Part of you wants to hold on just because it’s familiar territory. But pain doesn’t need to be your pedestal. You can let go and learn how to thrive on your own.

Take Time to Accept Your Hurt

You can’t heal from what you refuse to acknowledge.

So, allow yourself to grieve the relationship you wanted, the one you thought you had, and even the parts of it that felt amazing sometimes.

At the same time, acknowledge how unhealthy that relationship was for you. You don’t need to do it from a victim standpoint because you aren’t a victim anymore. You’re someone who is strong and courageous, choosing to grow, heal, and blossom into who you really are.

Start Rebuilding Life on Your Own Terms

Ask yourself, “What would I like to do?” You might think, in the back of your mind, that the person you were with never would have liked it. You may hesitate, still living by their judgment even if they’re no longer around.

Push past those feelings and begin to do things that bring you joy and make you feel alive.
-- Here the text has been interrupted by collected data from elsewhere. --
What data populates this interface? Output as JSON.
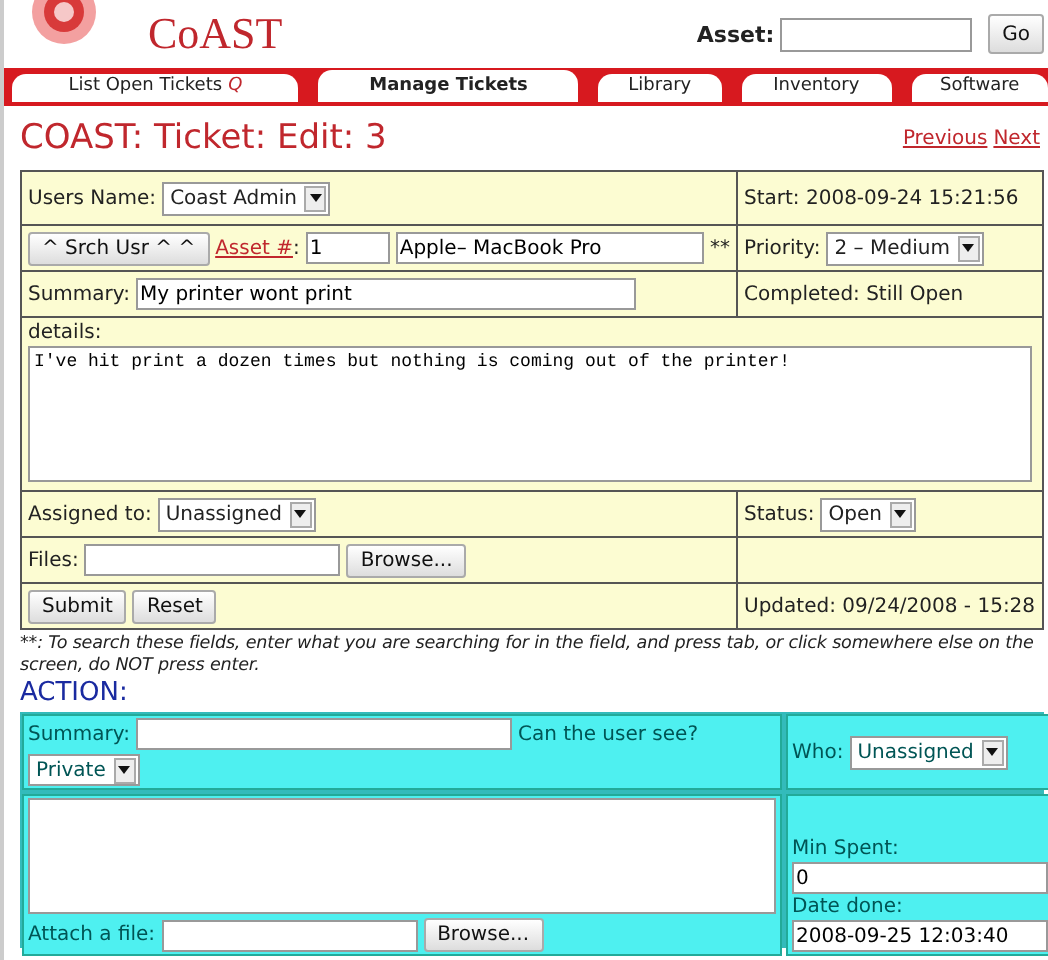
{
  "header": {
    "logo_text": "CoAST",
    "asset_label": "Asset:",
    "go_button": "Go"
  },
  "tabs": [
    {
      "label": "List Open Tickets",
      "suffix": "Q",
      "selected": false
    },
    {
      "label": "Manage Tickets",
      "selected": true
    },
    {
      "label": "Library",
      "selected": false
    },
    {
      "label": "Inventory",
      "selected": false
    },
    {
      "label": "Software",
      "selected": false
    }
  ],
  "page_title": "COAST: Ticket: Edit: 3",
  "nav_links": [
    "Previous",
    "Next"
  ],
  "form": {
    "users_name_label": "Users Name:",
    "users_name": "Coast Admin",
    "start": "Start: 2008-09-24 15:21:56",
    "search_user_button": "^ Srch Usr ^ ^",
    "asset_link": "Asset #",
    "asset_sep": ":",
    "asset_number": "1",
    "asset_name": "Apple– MacBook Pro",
    "asset_mark": "**",
    "priority_label": "Priority:",
    "priority": "2 – Medium",
    "summary_label": "Summary:",
    "summary": "My printer wont print",
    "completed": "Completed: Still Open",
    "details_label": "details:",
    "details": "I've hit print a dozen times but nothing is coming out of the printer!",
    "assigned_label": "Assigned to:",
    "assigned": "Unassigned",
    "status_label": "Status:",
    "status": "Open",
    "files_label": "Files:",
    "browse_button": "Browse...",
    "submit_button": "Submit",
    "reset_button": "Reset",
    "updated": "Updated: 09/24/2008 - 15:28"
  },
  "note": "**: To search these fields, enter what you are searching for in the field, and press tab, or click somewhere else on the screen, do NOT press enter.",
  "action": {
    "heading": "ACTION:",
    "summary_label": "Summary:",
    "visibility_label": "Can the user see?",
    "visibility": "Private",
    "who_label": "Who:",
    "who": "Unassigned",
    "attach_label": "Attach a file:",
    "browse_button": "Browse...",
    "min_spent_label": "Min Spent:",
    "min_spent": "0",
    "date_done_label": "Date done:",
    "date_done": "2008-09-25 12:03:40"
  }
}
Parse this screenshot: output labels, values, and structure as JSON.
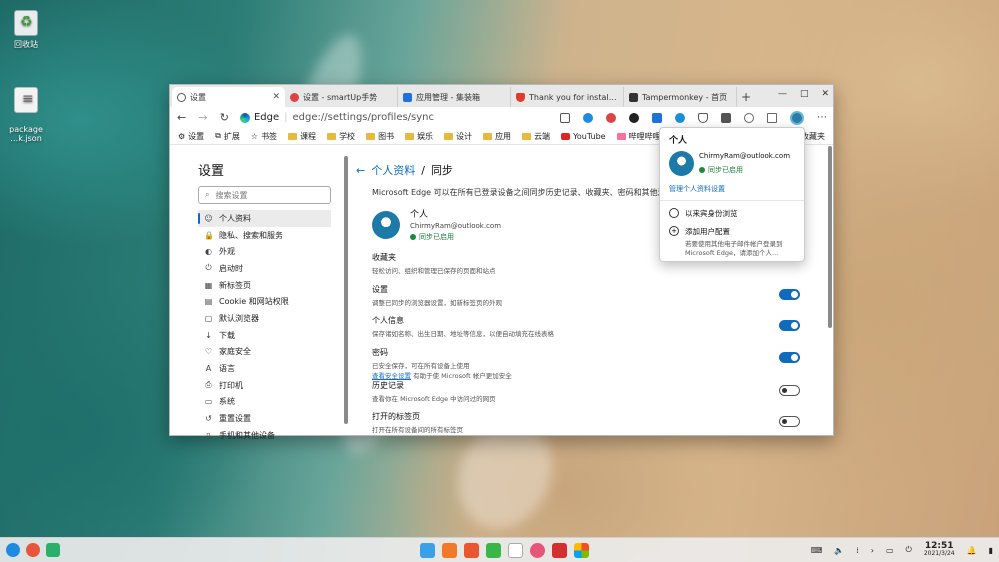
{
  "desktop": {
    "icons": [
      {
        "label": "回收站"
      },
      {
        "label": "package\n…k.json"
      }
    ]
  },
  "browser": {
    "tabs": [
      {
        "label": "设置",
        "color": "#555555"
      },
      {
        "label": "设置 - smartUp手势",
        "color": "#d44"
      },
      {
        "label": "应用管理 - 集装箱",
        "color": "#1f73d8"
      },
      {
        "label": "Thank you for installin",
        "color": "#e23b2e"
      },
      {
        "label": "Tampermonkey - 首页",
        "color": "#333333"
      }
    ],
    "window_controls": [
      "—",
      "□",
      "✕"
    ],
    "address": {
      "badge": "Edge",
      "url": "edge://settings/profiles/sync"
    },
    "bookmarks": [
      {
        "label": "设置",
        "type": "gear"
      },
      {
        "label": "扩展",
        "type": "puzzle"
      },
      {
        "label": "书签",
        "type": "star"
      },
      {
        "label": "课程",
        "type": "folder"
      },
      {
        "label": "学校",
        "type": "folder"
      },
      {
        "label": "图书",
        "type": "folder"
      },
      {
        "label": "娱乐",
        "type": "folder"
      },
      {
        "label": "设计",
        "type": "folder"
      },
      {
        "label": "应用",
        "type": "folder"
      },
      {
        "label": "云端",
        "type": "folder"
      },
      {
        "label": "YouTube",
        "type": "youtube"
      },
      {
        "label": "哔哩哔哩 (゜",
        "type": "bili"
      }
    ],
    "bookmarks_overflow": "收藏夹"
  },
  "settings": {
    "title": "设置",
    "search_placeholder": "搜索设置",
    "nav": [
      {
        "label": "个人资料",
        "icon": "☺"
      },
      {
        "label": "隐私、搜索和服务",
        "icon": "🔒"
      },
      {
        "label": "外观",
        "icon": "◐"
      },
      {
        "label": "启动时",
        "icon": "⏻"
      },
      {
        "label": "新标签页",
        "icon": "▦"
      },
      {
        "label": "Cookie 和网站权限",
        "icon": "▤"
      },
      {
        "label": "默认浏览器",
        "icon": "▢"
      },
      {
        "label": "下载",
        "icon": "↓"
      },
      {
        "label": "家庭安全",
        "icon": "♡"
      },
      {
        "label": "语言",
        "icon": "A"
      },
      {
        "label": "打印机",
        "icon": "⎙"
      },
      {
        "label": "系统",
        "icon": "▭"
      },
      {
        "label": "重置设置",
        "icon": "↺"
      },
      {
        "label": "手机和其他设备",
        "icon": "▯"
      }
    ],
    "breadcrumb": {
      "parent": "个人资料",
      "sep": "/",
      "current": "同步"
    },
    "description": "Microsoft Edge 可以在所有已登录设备之间同步历史记录、收藏夹、密码和其他浏览器数据",
    "profile": {
      "name": "个人",
      "email": "ChirmyRam@outlook.com",
      "status": "同步已启用"
    },
    "sync_items": [
      {
        "title": "收藏夹",
        "desc": "轻松访问、组织和管理已保存的页面和站点",
        "link": "",
        "link_suffix": "",
        "state": "none"
      },
      {
        "title": "设置",
        "desc": "调整已同步的浏览器设置，如新标签页的外观",
        "link": "",
        "link_suffix": "",
        "state": "on"
      },
      {
        "title": "个人信息",
        "desc": "保存诸如名称、出生日期、地址等信息，以便自动填充在线表格",
        "link": "",
        "link_suffix": "",
        "state": "on"
      },
      {
        "title": "密码",
        "desc": "已安全保存，可在所有设备上使用",
        "link": "查看安全设置",
        "link_suffix": "有助于使 Microsoft 帐户更加安全",
        "state": "on"
      },
      {
        "title": "历史记录",
        "desc": "查看你在 Microsoft Edge 中访问过的网页",
        "link": "",
        "link_suffix": "",
        "state": "off"
      },
      {
        "title": "打开的标签页",
        "desc": "打开在所有设备间的所有标签页",
        "link": "",
        "link_suffix": "",
        "state": "off"
      }
    ]
  },
  "profile_popup": {
    "title": "个人",
    "email": "ChirmyRam@outlook.com",
    "status": "同步已启用",
    "manage": "管理个人资料设置",
    "items": [
      {
        "label": "以来宾身份浏览",
        "desc": "",
        "icon": "👤"
      },
      {
        "label": "添加用户配置",
        "desc": "若要使用其他电子邮件帐户登录到 Microsoft Edge，请添加个人...",
        "icon": "+"
      }
    ]
  },
  "taskbar": {
    "clock_time": "12:51",
    "clock_date": "2021/3/24"
  }
}
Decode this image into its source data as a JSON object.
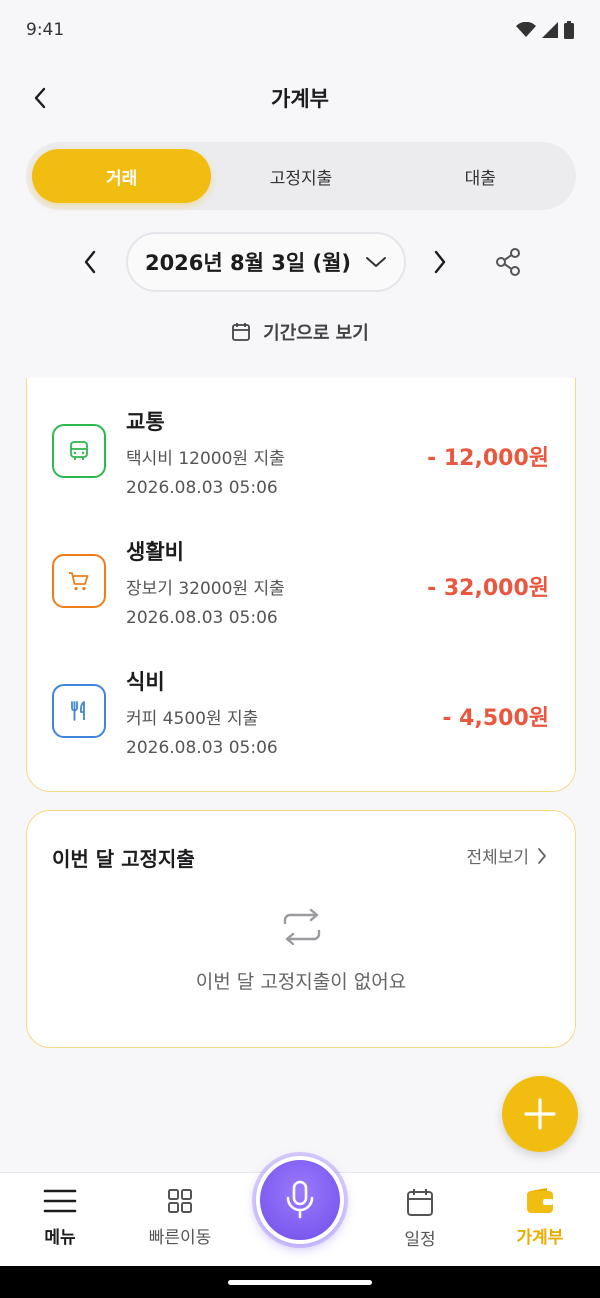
{
  "status": {
    "time": "9:41"
  },
  "header": {
    "title": "가계부"
  },
  "tabs": [
    {
      "label": "거래",
      "active": true
    },
    {
      "label": "고정지출",
      "active": false
    },
    {
      "label": "대출",
      "active": false
    }
  ],
  "date_selector": {
    "date": "2026년 8월 3일 (월)"
  },
  "period_view": {
    "label": "기간으로 보기"
  },
  "transactions": [
    {
      "category": "교통",
      "description": "택시비 12000원 지출",
      "datetime": "2026.08.03 05:06",
      "amount": "- 12,000원",
      "icon": "bus-icon",
      "color": "#2db84d"
    },
    {
      "category": "생활비",
      "description": "장보기 32000원 지출",
      "datetime": "2026.08.03 05:06",
      "amount": "- 32,000원",
      "icon": "cart-icon",
      "color": "#ef7d1a"
    },
    {
      "category": "식비",
      "description": "커피 4500원 지출",
      "datetime": "2026.08.03 05:06",
      "amount": "- 4,500원",
      "icon": "utensils-icon",
      "color": "#3f86d8"
    }
  ],
  "fixed_expense": {
    "title": "이번 달 고정지출",
    "view_all": "전체보기",
    "empty_text": "이번 달 고정지출이 없어요"
  },
  "bottom_nav": [
    {
      "label": "메뉴",
      "icon": "hamburger-icon"
    },
    {
      "label": "빠른이동",
      "icon": "grid-icon"
    },
    {
      "label": "일정",
      "icon": "calendar-icon"
    },
    {
      "label": "가계부",
      "icon": "wallet-icon",
      "active": true
    }
  ],
  "colors": {
    "accent": "#f1bd11",
    "expense": "#e9573f",
    "mic": "#7b5cf0"
  }
}
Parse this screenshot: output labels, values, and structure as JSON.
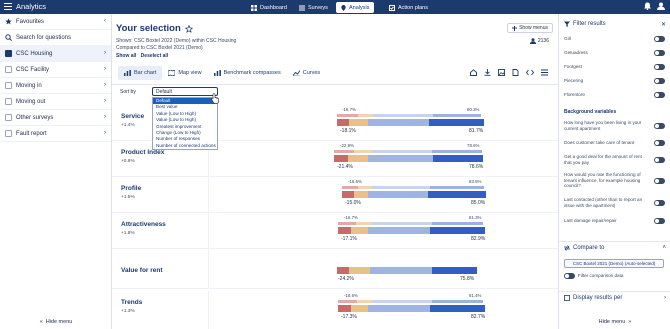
{
  "app": {
    "title": "Analytics"
  },
  "topnav": {
    "tabs": [
      {
        "label": "Dashboard",
        "icon": "dashboard-icon"
      },
      {
        "label": "Surveys",
        "icon": "surveys-icon"
      },
      {
        "label": "Analysis",
        "icon": "analysis-icon",
        "active": true
      },
      {
        "label": "Action plans",
        "icon": "action-plans-icon"
      }
    ]
  },
  "left_sidebar": {
    "items": [
      {
        "label": "Favourites",
        "icon": "star-icon",
        "trailing": "‹"
      },
      {
        "label": "Search for questions",
        "icon": "search-icon"
      },
      {
        "label": "CSC Housing",
        "checkbox": true,
        "checked": true,
        "trailing": "›"
      },
      {
        "label": "CSC Facility",
        "checkbox": true,
        "checked": false,
        "trailing": "›"
      },
      {
        "label": "Moving in",
        "checkbox": true,
        "checked": false,
        "trailing": "›"
      },
      {
        "label": "Moving out",
        "checkbox": true,
        "checked": false,
        "trailing": "›"
      },
      {
        "label": "Other surveys",
        "checkbox": true,
        "checked": false,
        "trailing": "›"
      },
      {
        "label": "Fault report",
        "checkbox": true,
        "checked": false,
        "trailing": "›"
      }
    ],
    "hide_menu": "Hide menu"
  },
  "main": {
    "title": "Your selection",
    "shown_line": "Shown: CSC Boxtel 2022 (Demo) within CSC Housing",
    "compared_line": "Compared to CSC Boxtel 2021 (Demo)",
    "show_all": "Show all",
    "deselect_all": "Deselect all",
    "show_menus": "Show menus",
    "respondents": "2136",
    "view_tabs": [
      "Bar chart",
      "Map view",
      "Benchmark compasses",
      "Curves"
    ],
    "sort_label": "Sort by",
    "sort_selected": "Default",
    "sort_options": [
      "Default",
      "Best value",
      "Value (Low to High)",
      "Value (Low to High)",
      "Greatest improvement",
      "Change (Low to High)",
      "Number of responses",
      "Number of connected actions"
    ],
    "items": [
      {
        "name": "Service",
        "delta": "+1.4%",
        "ref_low": "-16.7%",
        "ref_high": "80.3%",
        "cur_low": "-18.1%",
        "cur_high": "81.7%"
      },
      {
        "name": "Product Index",
        "delta": "+0.6%",
        "ref_low": "-22.9%",
        "ref_high": "78.6%",
        "cur_low": "-21.4%",
        "cur_high": "78.6%"
      },
      {
        "name": "Profile",
        "delta": "+1.5%",
        "ref_low": "-16.6%",
        "ref_high": "83.5%",
        "cur_low": "-15.0%",
        "cur_high": "85.0%"
      },
      {
        "name": "Attractiveness",
        "delta": "+1.8%",
        "ref_low": "-16.7%",
        "ref_high": "81.3%",
        "cur_low": "-17.1%",
        "cur_high": "82.9%"
      },
      {
        "name": "Value for rent",
        "delta": "",
        "ref_low": "",
        "ref_high": "",
        "cur_low": "-24.2%",
        "cur_high": "75.8%"
      },
      {
        "name": "Trends",
        "delta": "+1.3%",
        "ref_low": "-18.6%",
        "ref_high": "81.4%",
        "cur_low": "-17.3%",
        "cur_high": "82.7%"
      }
    ],
    "colors": {
      "neg": "#c96a6a",
      "neutral": "#e8c187",
      "light": "#9fb4e3",
      "pos": "#2f5fc2"
    }
  },
  "right_panel": {
    "filter_title": "Filter results",
    "filters": [
      "Girl",
      "Getuadress",
      "Footgest",
      "Piecering",
      "Florentore"
    ],
    "background_title": "Background variables",
    "background": [
      "How long have you been living in your current apartment",
      "Does customer take care of tenant",
      "Get a good deal for the amount of rent that you pay",
      "How would you rate the functioning of tenant influence, for example housing council?",
      "Last contacted (other than to report an issue with the apartment)",
      "Last damage repair/repair"
    ],
    "compare_title": "Compare to",
    "compare_value": "CSC Boxtel 2021 (Demo) (Auto-selected)",
    "filter_comparison": "Filter comparison data",
    "display_results": "Display results per",
    "hide_menu": "Hide menu"
  }
}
Whether it’s taking yourself out for a pizza, painting, practicing yoga, or just watching Netflix as you enjoy breakfast in bed on a Saturday morning.

You’ll find that self-love after a toxic relationship really looks a lot like learning how to date yourself.

Never Be Afraid to Ask For Help

Not everyone will understand your struggles. Maybe you don’t want to talk about them with people you know. That’s okay. Consider reaching out to a therapist, especially one who is trauma-informed.

Therapy can be an amazing space to vent and get structured help for your problems as you rediscover what it means to live and love as yourself.

Frequently Asked Questions

What are some signs of a toxic relationship?

Signs include feeling humiliated or angered by your partner’s treatment, losing your identity to please them, and feeling justified in their toxic behavior.

How does a toxic relationship impact self-esteem?

Toxic relationships drain your energy, distance you from your goals, and make you feel unworthy. They erode self-esteem as you live against your values and dreams.

What are some steps to self-love after a toxic relationship?

Steps include removing unhealthy attachments, acknowledging and accepting your hurt, rebuilding life on your terms, and seeking help from a trauma-informed therapist if needed.